Comment by jmalicki

3 hours ago

This isn't even training on the test data.

This is modifying the test code itself to always print "pass", or modifying the loss function computation to return a loss of 0, or reading the ground truth data and having your model just return the ground truth data, without even training on it.

2 comments

jmalicki

Lerc 2 hours ago

If you're prepared to do that you don't even need to run any benchmark. You can just print up the sheets with scores you like.

There if a presumption with benchmark scores that the score is only valid if the benchmark were properly applied. An AI that figures out how to reward hack represents a result not within the bounds of measurement, but still interesting, and necessitates a new benchmark.

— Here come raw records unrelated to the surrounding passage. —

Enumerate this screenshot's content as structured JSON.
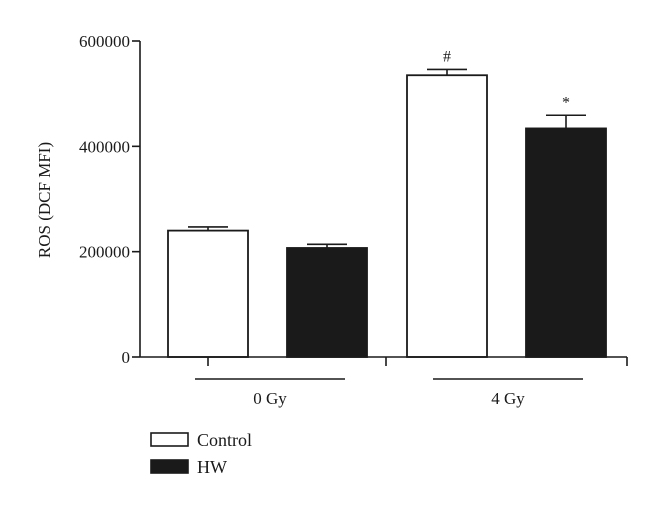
{
  "chart_data": {
    "type": "bar",
    "title": "",
    "xlabel": "",
    "ylabel": "ROS (DCF MFI)",
    "ylim": [
      0,
      600000
    ],
    "yticks": [
      0,
      200000,
      400000,
      600000
    ],
    "ytick_labels": [
      "0",
      "200000",
      "400000",
      "600000"
    ],
    "categories": [
      "0 Gy",
      "4 Gy"
    ],
    "series": [
      {
        "name": "Control",
        "fill": "#ffffff",
        "values": [
          240000,
          535000
        ],
        "errors": [
          7000,
          11000
        ],
        "annotations": [
          "",
          "#"
        ]
      },
      {
        "name": "HW",
        "fill": "#1a1a1a",
        "values": [
          207000,
          434000
        ],
        "errors": [
          7000,
          25000
        ],
        "annotations": [
          "",
          "*"
        ]
      }
    ],
    "grid": false,
    "legend_position": "bottom-left"
  }
}
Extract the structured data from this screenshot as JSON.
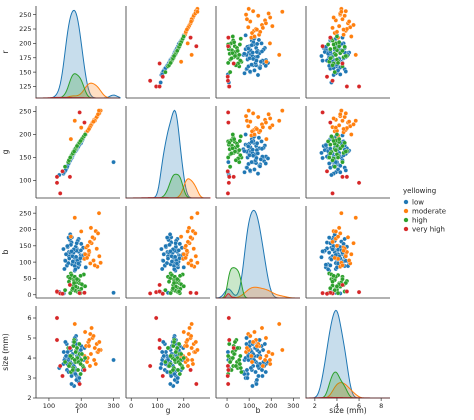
{
  "chart_data": {
    "type": "scatter",
    "kind": "pairplot",
    "variables": [
      {
        "key": "r",
        "label": "r",
        "ylim": [
          105,
          265
        ],
        "yticks": [
          125,
          150,
          175,
          200,
          225,
          250
        ],
        "xlim": [
          60,
          320
        ],
        "xticks": [
          100,
          200,
          300
        ]
      },
      {
        "key": "g",
        "label": "g",
        "ylim": [
          62,
          262
        ],
        "yticks": [
          100,
          150,
          200,
          250
        ],
        "xlim": [
          -20,
          300
        ],
        "xticks": [
          0,
          100,
          200
        ]
      },
      {
        "key": "b",
        "label": "b",
        "ylim": [
          -10,
          272
        ],
        "yticks": [
          0,
          50,
          100,
          150,
          200,
          250
        ],
        "xlim": [
          -50,
          330
        ],
        "xticks": [
          0,
          100,
          200,
          300
        ]
      },
      {
        "key": "size",
        "label": "size (mm)",
        "ylim": [
          2.0,
          6.6
        ],
        "yticks": [
          2,
          3,
          4,
          5,
          6
        ],
        "xlim": [
          1.2,
          8.8
        ],
        "xticks": [
          2,
          4,
          6,
          8
        ]
      }
    ],
    "legend": {
      "title": "yellowing",
      "placement": "right",
      "entries": [
        {
          "name": "low",
          "color": "#1f77b4"
        },
        {
          "name": "moderate",
          "color": "#ff7f0e"
        },
        {
          "name": "high",
          "color": "#2ca02c"
        },
        {
          "name": "very high",
          "color": "#d62728"
        }
      ]
    },
    "groups": [
      {
        "name": "low",
        "points": [
          [
            162,
            140,
            118,
            3.6
          ],
          [
            174,
            160,
            95,
            4.2
          ],
          [
            186,
            170,
            142,
            3.1
          ],
          [
            155,
            128,
            88,
            4.7
          ],
          [
            198,
            182,
            121,
            3.9
          ],
          [
            168,
            150,
            163,
            4.4
          ],
          [
            180,
            168,
            74,
            3.3
          ],
          [
            150,
            120,
            105,
            4.0
          ],
          [
            192,
            175,
            132,
            2.8
          ],
          [
            171,
            152,
            176,
            3.7
          ],
          [
            184,
            165,
            99,
            5.1
          ],
          [
            160,
            135,
            150,
            4.1
          ],
          [
            205,
            190,
            112,
            3.4
          ],
          [
            176,
            158,
            128,
            4.8
          ],
          [
            166,
            148,
            185,
            3.8
          ],
          [
            190,
            178,
            84,
            3.0
          ],
          [
            158,
            132,
            146,
            4.3
          ],
          [
            181,
            163,
            108,
            3.5
          ],
          [
            200,
            185,
            156,
            4.6
          ],
          [
            172,
            150,
            93,
            3.2
          ],
          [
            187,
            168,
            138,
            4.1
          ],
          [
            148,
            118,
            79,
            3.9
          ],
          [
            210,
            198,
            125,
            4.5
          ],
          [
            165,
            142,
            168,
            3.6
          ],
          [
            178,
            160,
            115,
            2.6
          ],
          [
            195,
            180,
            101,
            4.0
          ],
          [
            162,
            138,
            131,
            3.8
          ],
          [
            183,
            170,
            147,
            4.9
          ],
          [
            156,
            128,
            90,
            3.4
          ],
          [
            202,
            186,
            119,
            4.2
          ],
          [
            170,
            152,
            160,
            3.1
          ],
          [
            188,
            172,
            106,
            4.4
          ],
          [
            145,
            115,
            140,
            3.7
          ],
          [
            214,
            200,
            84,
            4.0
          ],
          [
            176,
            157,
            129,
            3.3
          ],
          [
            192,
            176,
            171,
            4.7
          ],
          [
            160,
            136,
            97,
            3.9
          ],
          [
            185,
            166,
            135,
            2.9
          ],
          [
            197,
            184,
            112,
            4.3
          ],
          [
            168,
            146,
            153,
            3.6
          ],
          [
            180,
            163,
            88,
            5.0
          ],
          [
            153,
            124,
            124,
            4.1
          ],
          [
            206,
            193,
            144,
            3.5
          ],
          [
            174,
            155,
            102,
            4.6
          ],
          [
            189,
            171,
            165,
            3.8
          ],
          [
            163,
            140,
            111,
            4.0
          ],
          [
            182,
            164,
            78,
            3.2
          ],
          [
            199,
            181,
            136,
            4.4
          ],
          [
            157,
            131,
            149,
            3.7
          ],
          [
            173,
            154,
            118,
            4.2
          ],
          [
            194,
            177,
            92,
            3.0
          ],
          [
            166,
            144,
            129,
            4.5
          ],
          [
            186,
            169,
            158,
            3.4
          ],
          [
            151,
            122,
            104,
            4.8
          ],
          [
            208,
            195,
            122,
            3.9
          ],
          [
            177,
            159,
            139,
            3.6
          ],
          [
            191,
            174,
            96,
            4.1
          ],
          [
            161,
            137,
            175,
            3.3
          ],
          [
            184,
            167,
            116,
            4.7
          ],
          [
            170,
            149,
            133,
            2.7
          ],
          [
            132,
            112,
            8,
            3.5
          ],
          [
            146,
            118,
            4,
            4.3
          ],
          [
            300,
            140,
            6,
            3.9
          ]
        ]
      },
      {
        "name": "moderate",
        "points": [
          [
            215,
            205,
            145,
            4.6
          ],
          [
            228,
            218,
            96,
            5.2
          ],
          [
            240,
            232,
            172,
            3.9
          ],
          [
            222,
            210,
            122,
            4.8
          ],
          [
            250,
            240,
            86,
            4.3
          ],
          [
            232,
            222,
            158,
            5.5
          ],
          [
            210,
            198,
            110,
            4.1
          ],
          [
            245,
            235,
            195,
            3.7
          ],
          [
            225,
            214,
            131,
            4.9
          ],
          [
            260,
            252,
            98,
            4.4
          ],
          [
            235,
            226,
            176,
            5.0
          ],
          [
            218,
            207,
            113,
            3.8
          ],
          [
            248,
            238,
            141,
            4.7
          ],
          [
            230,
            220,
            205,
            4.2
          ],
          [
            212,
            200,
            124,
            5.3
          ],
          [
            242,
            230,
            90,
            4.5
          ],
          [
            227,
            216,
            162,
            3.6
          ],
          [
            256,
            246,
            118,
            4.8
          ],
          [
            220,
            208,
            150,
            4.0
          ],
          [
            238,
            228,
            105,
            5.1
          ],
          [
            252,
            244,
            188,
            4.3
          ],
          [
            224,
            212,
            135,
            4.6
          ],
          [
            255,
            252,
            250,
            4.4
          ],
          [
            180,
            230,
            236,
            5.7
          ],
          [
            168,
            190,
            178,
            4.1
          ],
          [
            200,
            215,
            194,
            3.9
          ]
        ]
      },
      {
        "name": "high",
        "points": [
          [
            175,
            162,
            48,
            3.5
          ],
          [
            188,
            176,
            22,
            4.0
          ],
          [
            168,
            150,
            65,
            3.3
          ],
          [
            195,
            184,
            35,
            4.2
          ],
          [
            182,
            168,
            12,
            3.8
          ],
          [
            160,
            140,
            55,
            4.5
          ],
          [
            205,
            193,
            28,
            3.6
          ],
          [
            178,
            164,
            42,
            4.9
          ],
          [
            190,
            178,
            8,
            3.4
          ],
          [
            170,
            155,
            60,
            4.1
          ],
          [
            200,
            187,
            18,
            3.9
          ],
          [
            185,
            172,
            38,
            4.4
          ],
          [
            165,
            148,
            50,
            3.7
          ],
          [
            198,
            185,
            5,
            3.2
          ],
          [
            176,
            160,
            30,
            4.6
          ],
          [
            192,
            180,
            45,
            3.8
          ],
          [
            172,
            157,
            15,
            4.0
          ],
          [
            208,
            196,
            62,
            3.5
          ],
          [
            183,
            170,
            25,
            4.3
          ],
          [
            162,
            144,
            40,
            3.6
          ],
          [
            194,
            182,
            10,
            4.7
          ],
          [
            180,
            166,
            55,
            3.9
          ],
          [
            202,
            190,
            32,
            4.2
          ],
          [
            174,
            159,
            20,
            3.4
          ],
          [
            187,
            175,
            48,
            4.5
          ],
          [
            166,
            150,
            5,
            4.1
          ],
          [
            198,
            186,
            58,
            3.7
          ],
          [
            178,
            163,
            36,
            4.8
          ],
          [
            150,
            130,
            14,
            3.8
          ],
          [
            212,
            200,
            26,
            4.0
          ]
        ]
      },
      {
        "name": "very high",
        "points": [
          [
            125,
            95,
            8,
            6.0
          ],
          [
            135,
            72,
            4,
            3.6
          ],
          [
            165,
            108,
            30,
            4.5
          ],
          [
            210,
            226,
            6,
            3.4
          ],
          [
            195,
            248,
            5,
            2.7
          ],
          [
            125,
            108,
            10,
            4.9
          ],
          [
            142,
            120,
            3,
            3.1
          ]
        ]
      }
    ]
  }
}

Just saying 'Done it!' is not reward hacking. It is just a lie. Most data is analysed under the presumption that it is not a lie. If it turns out to be a lie the analysis can be discarded. Showing something is a lie has value. Showing that lying exists (which appears to be the level this publication is at) is uninformative. All measurements may be wrong, this comes as news to no-one.

jmalicki 1 hour ago

I think the point of the paper is to prod benchmark authors to at least try to make them a little more secure and hard to hack... Especially as AI is getting smart enough to unintentionally hack the evaluation environments itself, when that is not the authors intent.